St George's and Kingston University
From next month, 187 medical students, 35 biomedical science students, 40 physiotherapists, 40 diagnostic radiographers, 12 therapeutic radiographers and 30 nurses will study together for a term on a common foundation programme run by St George's and Kingston University. (For logistical reasons, the programme does not include the nursing students starting diploma courses.) The 344 students on the programme will learn basic anatomy via problem-based learning and teamwork.
St George's also runs special study modules that bring together different professions to look at topics such as vaccinations.
"The push towards multiprofessional education has come from the top," said Michael Pittilo, dean of the faculty of health and social care sciences. "The evidence base to show that it produces good doctors and nurses is thin. It will be a decade before we know if the changes put in place, including the new model of nurse education, have been successful."
None the less, the medical school is committed to the approach. Frank Hay, who runs the common foundation programme, said: "Students and staff enjoy it enormously. I think staff find it very liberating. We do want to carry out some research into its effectiveness."
Kath Start, deputy dean of the faculty, said: "The borderlines between the different professions have been too rigid for a long time."
Leeds and Bradford universities
The universities of Leeds and Bradford hope, under the plans for 1,000 more medical places, to be able to run an access course for medicine.

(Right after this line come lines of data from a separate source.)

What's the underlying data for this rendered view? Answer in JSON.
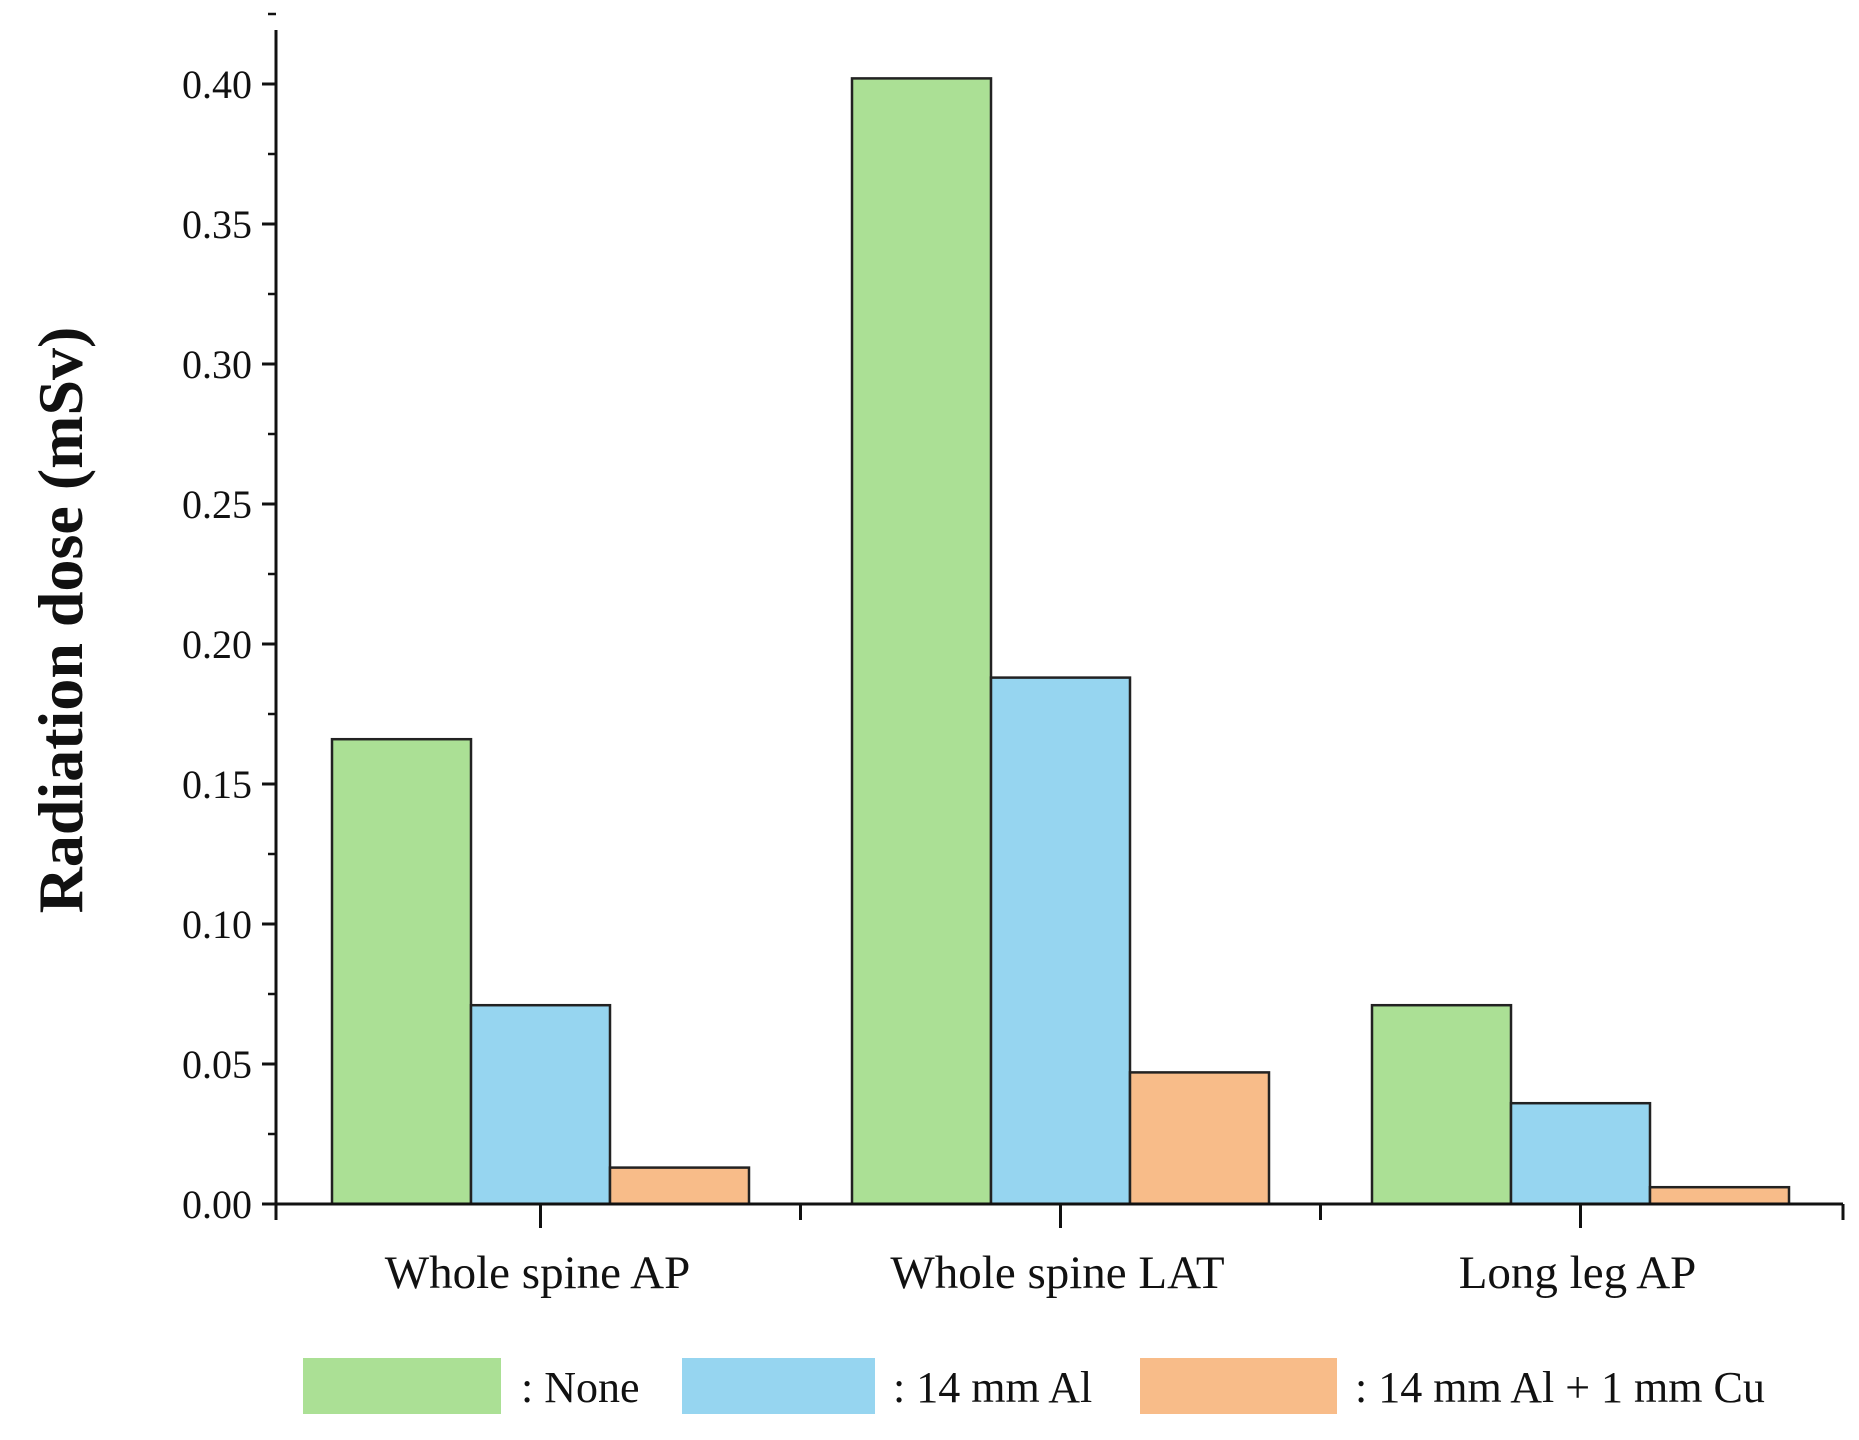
{
  "chart_data": {
    "type": "bar",
    "title": "",
    "xlabel": "",
    "ylabel": "Radiation dose (mSv)",
    "ylim": [
      0,
      0.42
    ],
    "yticks": [
      "0.00",
      "0.05",
      "0.10",
      "0.15",
      "0.20",
      "0.25",
      "0.30",
      "0.35",
      "0.40"
    ],
    "categories": [
      "Whole spine AP",
      "Whole spine LAT",
      "Long leg AP"
    ],
    "series": [
      {
        "name": ": None",
        "color": "#abe095",
        "values": [
          0.166,
          0.402,
          0.071
        ]
      },
      {
        "name": ": 14 mm Al",
        "color": "#96d5f0",
        "values": [
          0.071,
          0.188,
          0.036
        ]
      },
      {
        "name": ": 14 mm Al + 1 mm Cu",
        "color": "#f8bc89",
        "values": [
          0.013,
          0.047,
          0.006
        ]
      }
    ],
    "grid": false,
    "legend": "bottom"
  }
}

"The course, while largely for medics, will have places for those hoping to go into other professions," said Colin Mellors, senior pro vice-chancellor at Bradford. "It will be multiprofessional, with mutiple exit pathways."
David Cottrell, director of learning and teaching at the school of health in Leeds, said: "We intend to ring-fence about 20 places for students from this access course."
Some will enter year one of a medical degree, others will go into year two.
At Southampton, medics, nurses, midwives, occupationa therapists, physiotherapists and podiatrists are all taught in one faculty. As at St George's and Kingston, the students study together for certain parts of their courses.
Dame Jill Macleod Clark, professor of nursing at Southampton's faculty of medicine and health, said: "This could be described as a piecemeal approach - it is one we want to move on from."
The faculty has just advertised for staff to join its "new generation" project. "The idea is to build a modular programme with common modules across different professional groups. Communication skills is an obvious one. We want to take a fresh look at competences and outcomes, look at what the different professions actually do and build on it.
"There is a lot of commonality between the jobs of junior doctors and nurses - we need to take a fresh look at who is doing what."